Now that we understand how many GPUs are needed and the servers to host them, it’s time to tackle storage. At a minimum, the storage should have capacity to host the training data set, the checkpoints during the model training, and any other data that relates to the pruning/preparing phase. The storage also needs to deliver the data at a rate the GPUs request it. The rate of delivery is multiplied by model parallelism, or the number of models being trained in parallel, and subsequently the number of GPUs requesting the data simultaneously (concurrently). Ideally, every GPU is running at 90% or better to maximize our investment, and a storage system that supports high concurrency is suited for these types of workloads.
Tools such as FIO or its cousin GDSIO (used to understand speeds and feeds of the storage system) are great for gaining hero numbers or theoretical maximums for reads/writes, but they are not representative of performance requirements for the AI development cycles. Data prep and stage shows up on the storage as random R/W, while during the training/fine-tuning phase, the GPUs are concurrently streaming reads from the storage system. Checkpoints throughout training are handled as writes back to the storage. These different points during the AI lifecycle require storage that can successfully handle these workloads at the scale determined by our model calculations and parallel development cycles.
Data scientists at Dell take great effort in understanding how different model development affects server and storage requirements. For example, language models like BERT and GPT have little effect on storage performance and resources, whereas image sequencing and DLRM models have significant or show worst case storage performance and resource demand. For this, the Dell storage teams focus testing and benchmarking on AI Deep Learning workflows based on popular image models like ResNet with real GPUs to understand the performance requirements needed to deliver data to the GPU during model training. The following image shows an architecture designed with Dell PowerEdge servers and networking with PowerScale scale-out storage.
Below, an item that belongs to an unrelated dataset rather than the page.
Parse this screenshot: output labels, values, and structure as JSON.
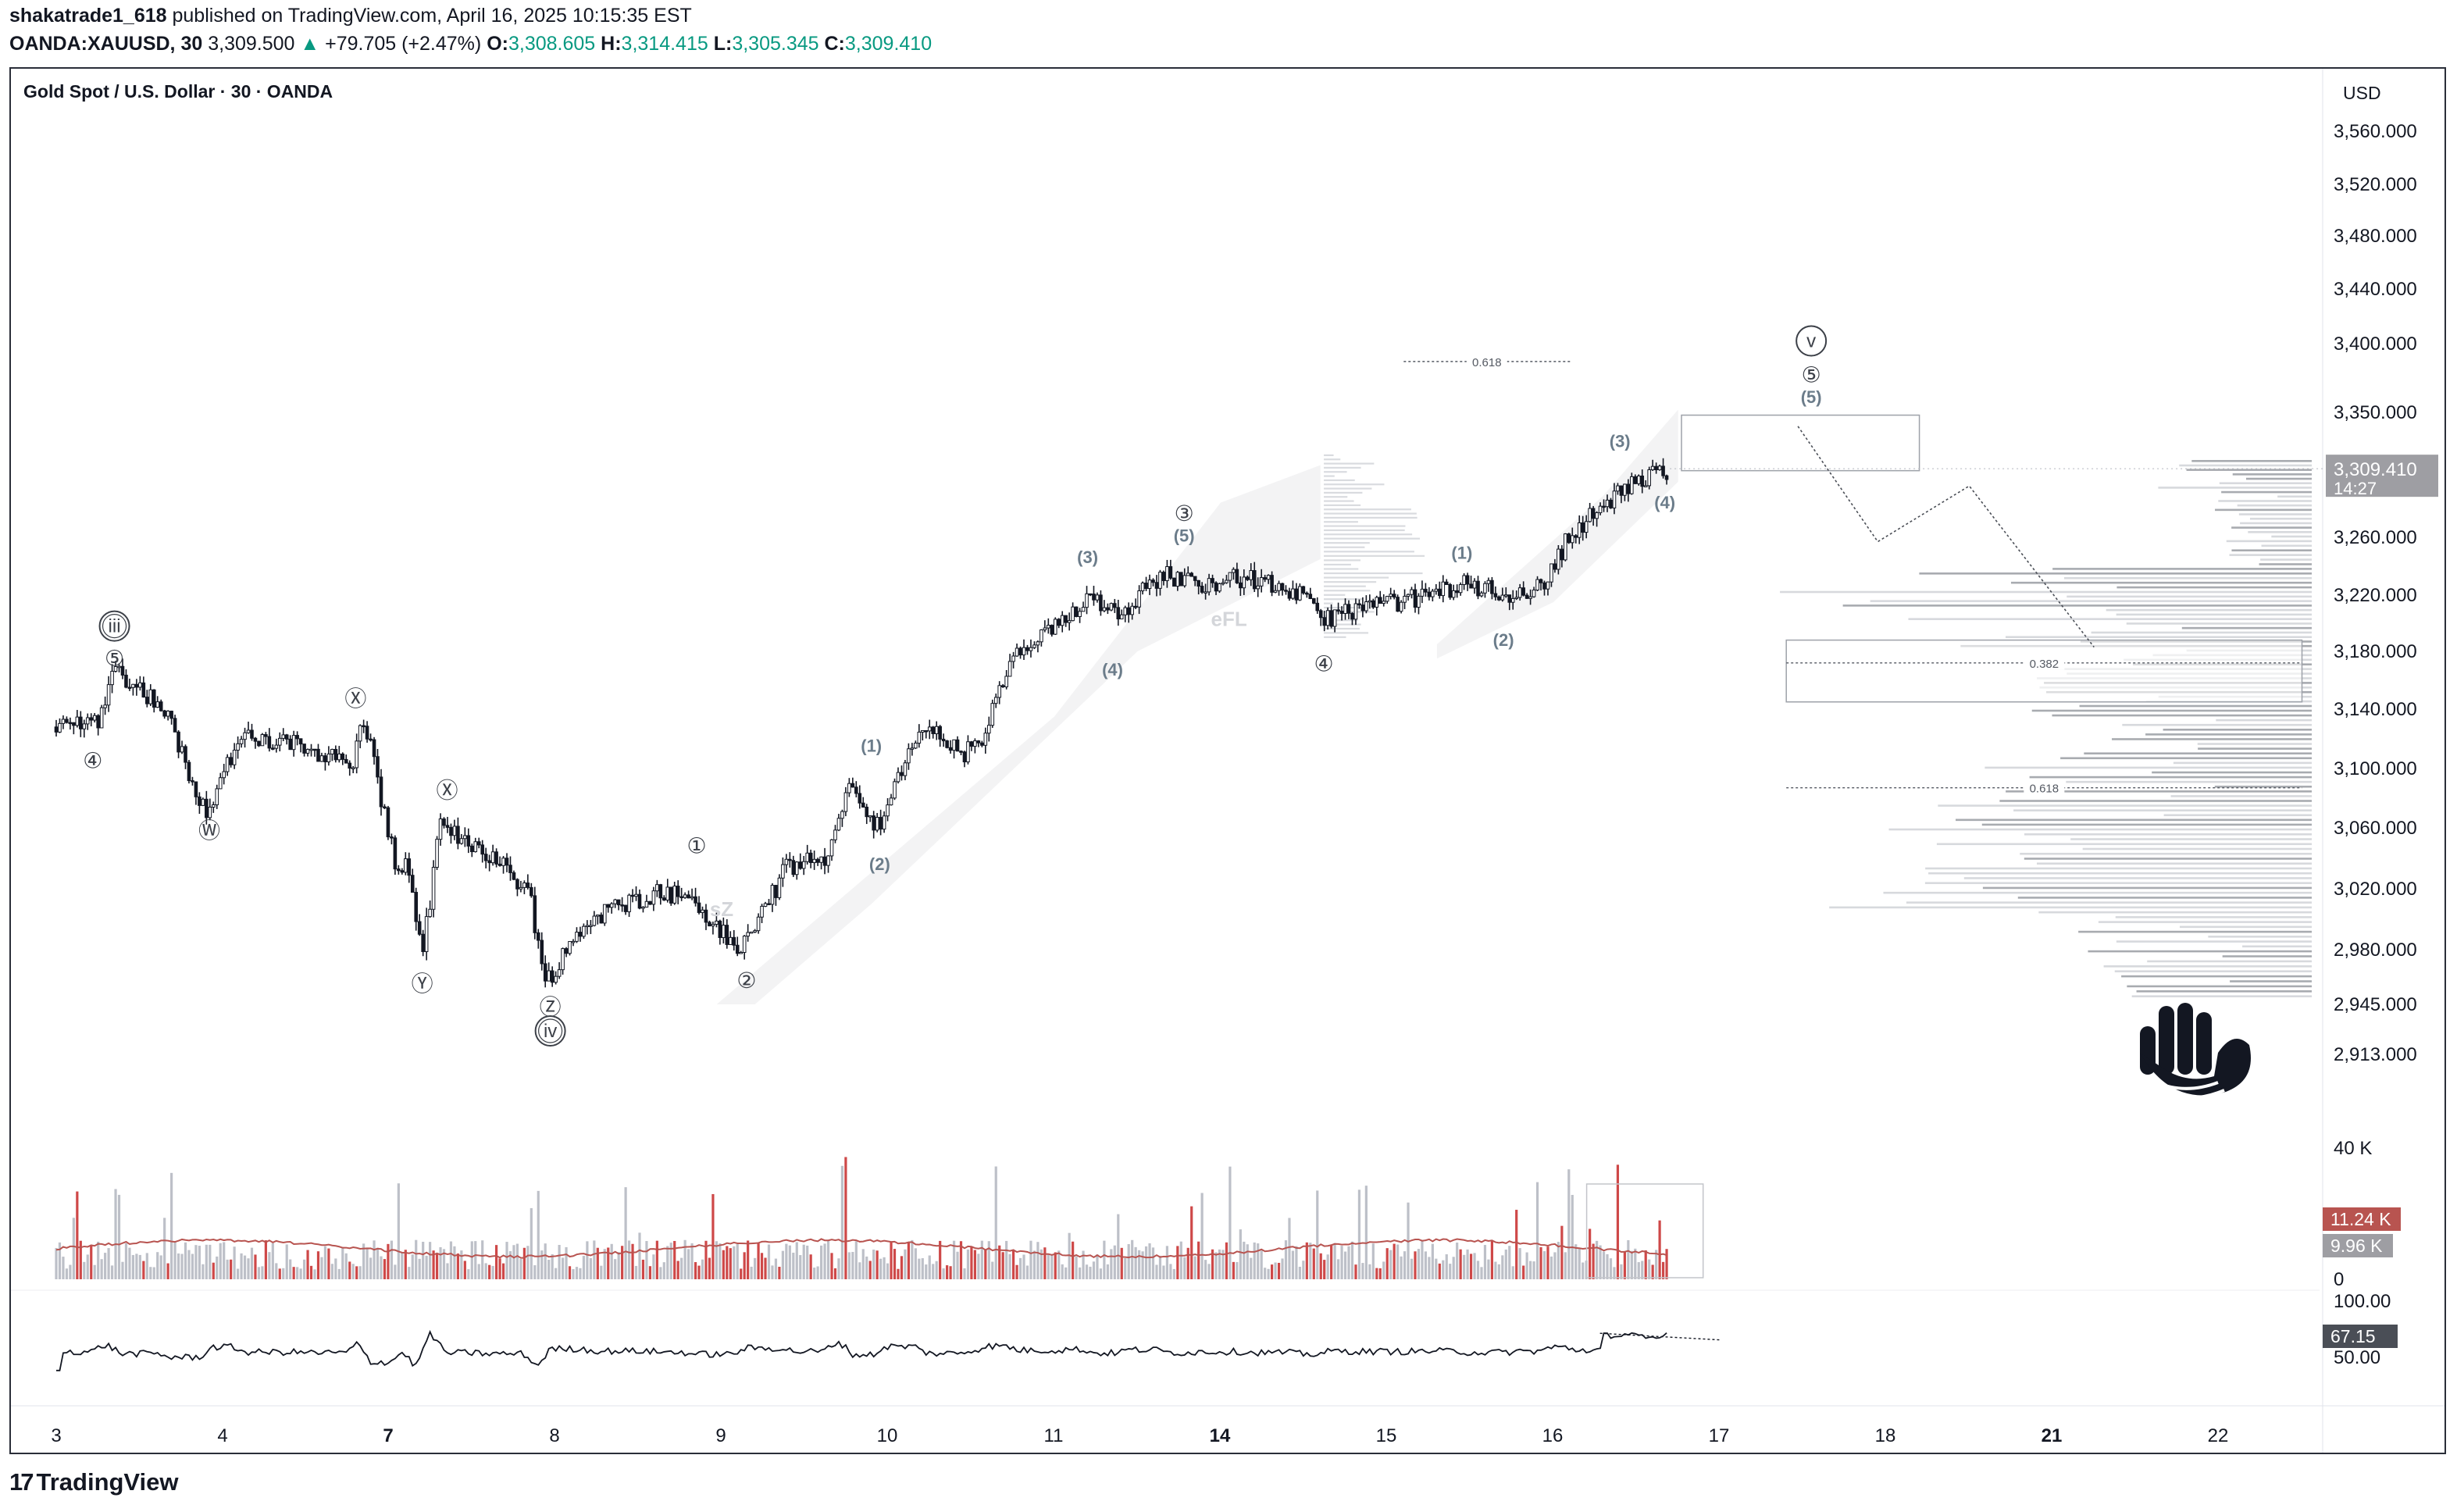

Dell PowerScale scale-out file storage is especially suited for these workloads. Each node in a PowerScale cluster delivers equivalent performance as the cluster and workloads scale. The following images show how PowerScale performance scales linearly as GPUs are increased, while the performance of each individual GPU remains constant. The scale-out architecture of PowerScale file storage easily supports AI workflows from small to large.
Figure 1. PowerScale linear performance
Figure 2. Consistent GPU performance with scale
The predictability of PowerScale allows us to estimate the storage resources needed for model training and fine-tuning. We can easily scale these architectures based on the model type and size along with the number and type of GPUs required.
Architecting for small and large AI workloads is challenging and takes planning. Understanding performance needs and how the components in the architecture will perform as the AI workload demand scales is critical.